Macron mit absolutistischer Machtfülle - Kommen jetzt die großen Wirtschaftsreformen und die französische Aktienhausse?

Robert Halver, Leiter Kapitalmarktanalyse der Baader Bank AG

Mit einer erdrückenden Parlamentsmehrheit könnte der neue französische Staatspräsident Emmanuel Macron mühelos durchregieren. Er könnte die französische Industriewüste wieder fruchtbar machen. Die Agenda-Reformen in Deutschland wären hierfür eine gute Blaupause. Und dann stünde der seit 2010 weit hinter dem DAX herhinkende französische Aktienindex CAC 40 vor einer gewaltigen Aufholjagd.

Nutzt Macron also seine fast an König Ludwig XIV. erinnernde Machtposition für eine Revolution der bisherigen festgerosteten französischen Wirtschaftspolitik? Wird er die an ihn gerichteten, exorbitant hohen Reformerwartungen erfüllen?

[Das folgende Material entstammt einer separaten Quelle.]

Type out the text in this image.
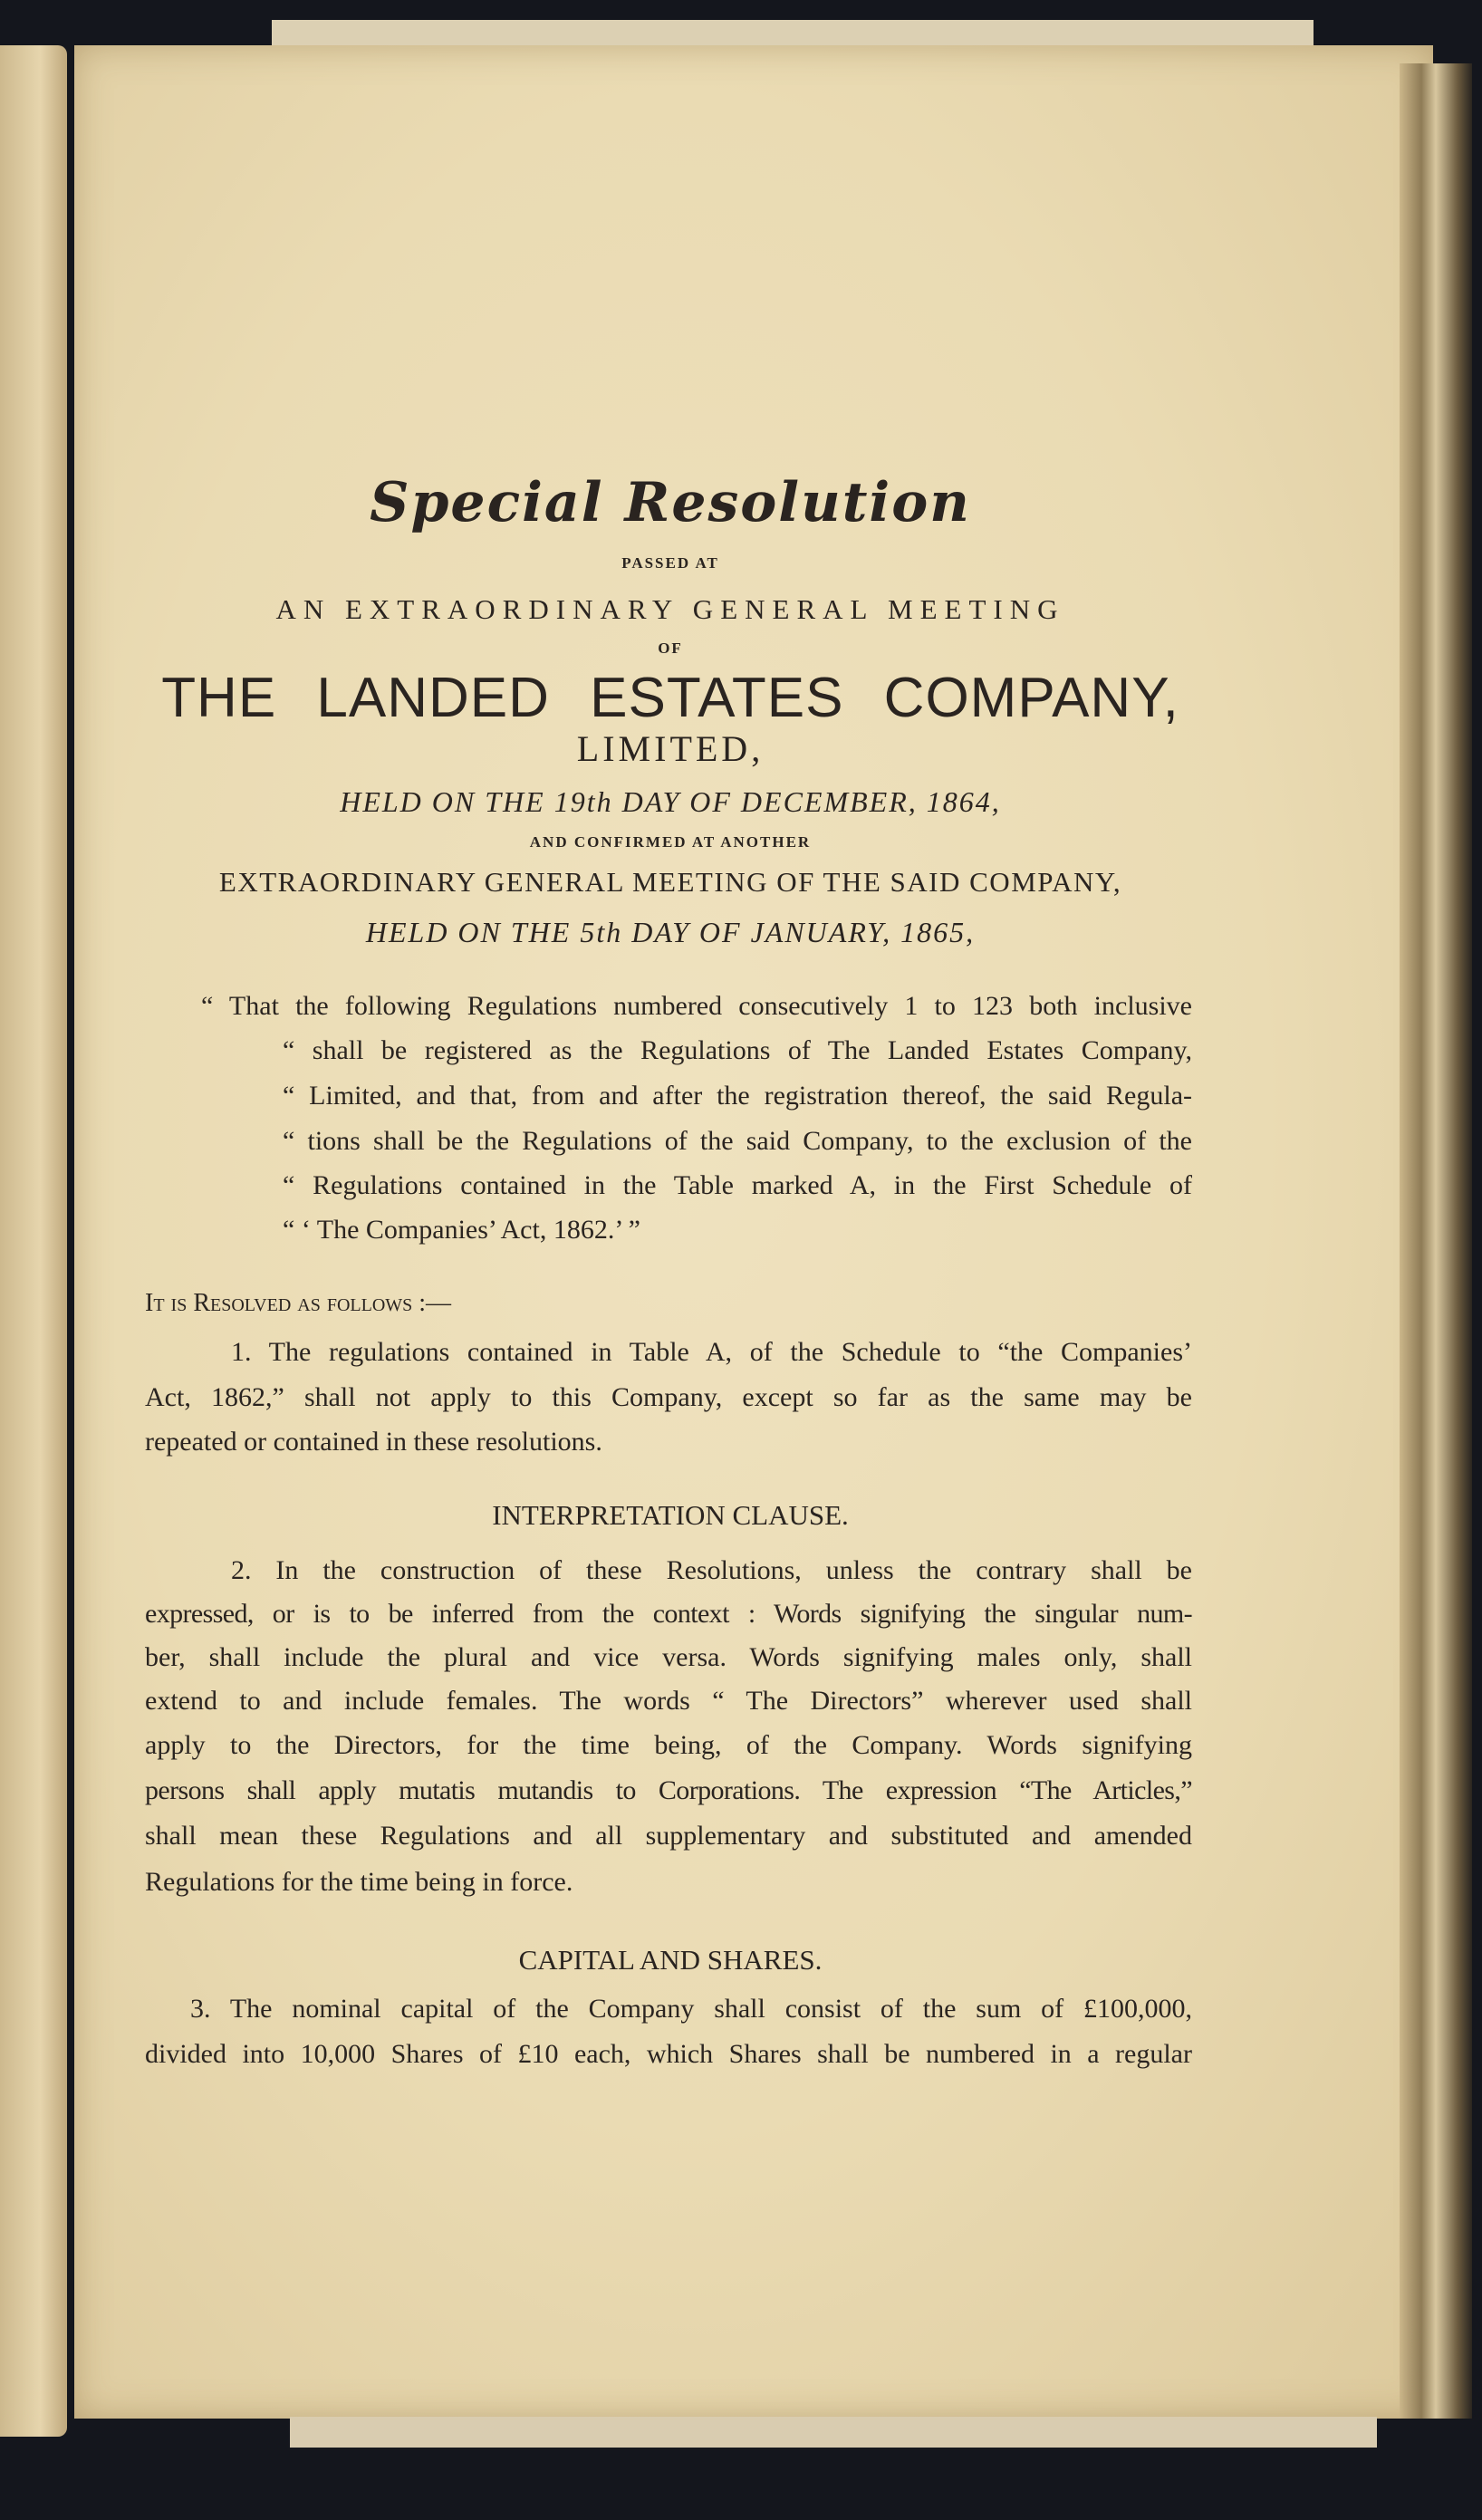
Special Resolution
PASSED AT
AN EXTRAORDINARY GENERAL MEETING
OF
THE LANDED ESTATES COMPANY,
LIMITED,
HELD ON THE 19th DAY OF DECEMBER, 1864,
AND CONFIRMED AT ANOTHER
EXTRAORDINARY GENERAL MEETING OF THE SAID COMPANY,
HELD ON THE 5th DAY OF JANUARY, 1865,
“ That the following Regulations numbered consecutively 1 to 123 both inclusive
“ shall be registered as the Regulations of The Landed Estates Company,
“ Limited, and that, from and after the registration thereof, the said Regula-
“ tions shall be the Regulations of the said Company, to the exclusion of the
“ Regulations contained in the Table marked A, in the First Schedule of
“ ‘ The Companies’ Act, 1862.’ ”
It is Resolved as follows :—
1. The regulations contained in Table A, of the Schedule to “the Companies’
Act, 1862,” shall not apply to this Company, except so far as the same may be
repeated or contained in these resolutions.
INTERPRETATION CLAUSE.
2. In the construction of these Resolutions, unless the contrary shall be
expressed, or is to be inferred from the context : Words signifying the singular num-
ber, shall include the plural and vice versa. Words signifying males only, shall
extend to and include females. The words “ The Directors” wherever used shall
apply to the Directors, for the time being, of the Company. Words signifying
persons shall apply mutatis mutandis to Corporations. The expression “The Articles,”
shall mean these Regulations and all supplementary and substituted and amended
Regulations for the time being in force.
CAPITAL AND SHARES.
3. The nominal capital of the Company shall consist of the sum of £100,000,
divided into 10,000 Shares of £10 each, which Shares shall be numbered in a regular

Mit ein bisschen Reform-Kosmetik ist Frankreich nicht geholfen

Macron müsste seinen Franzosen die Dringlichkeit der Modernisierung des Industriestandorts vermitteln, um in einer wettbewerbsstarken Weltwirtschaft den Massenexodus von Unternehmen aus Frankreich und damit die Deflation an Arbeitsplätzen umzukehren. Aufgrund der langjährigen Problemverdrängung darf Macrons große nationale Reformoffensive nicht nur ein bisschen Reform-Make Up sein. Es geht um nichts weniger als Operationen am offenen Herzen und Gehirn. Allerdings lieben die Franzosen ihre Errungenschaften wie die 35-Stundenwoche oder den Rentenbeginn mit 62. Sie scheinen fast den Status von Menschenrechten zu haben. Und wenn schon die deutschen Hartz IV-Reformen zu massiven sozialen Auseinandersetzungen geführt haben, droht in Frankreich bei schmerzhafter Abschaffung der Sozialromantik mindestens der Sturm auf die Bastille. Auch in der historisch schwächsten Wahlbeteiligung bei einer französischen Parlamentswahl kommt die stillschweigende Ablehnung einer drohenden „neoliberalen“ Reformpolitik Macrons zum Ausdruck.

Die Franzosen haben schon oft ihre großen Wahlhelden fallen lassen, wenn die eigene, wirtschaftliche Komfortzone bedroht war. Deswegen haben anfänglich veränderungsbereite Präsidenten letztlich doch immer wieder den Reform-Rückzug angetreten. Ihnen fehlte einfach der politische Mut. Auch die deutsche Agenda 2010-Politik kostete den Kanzler, der sie betrieb, schließlich das politische Leben. Das europäische Polit-Motto „Wer reformiert, wird abgewählt“ wird auch ein Politiker Macron nicht ignorieren.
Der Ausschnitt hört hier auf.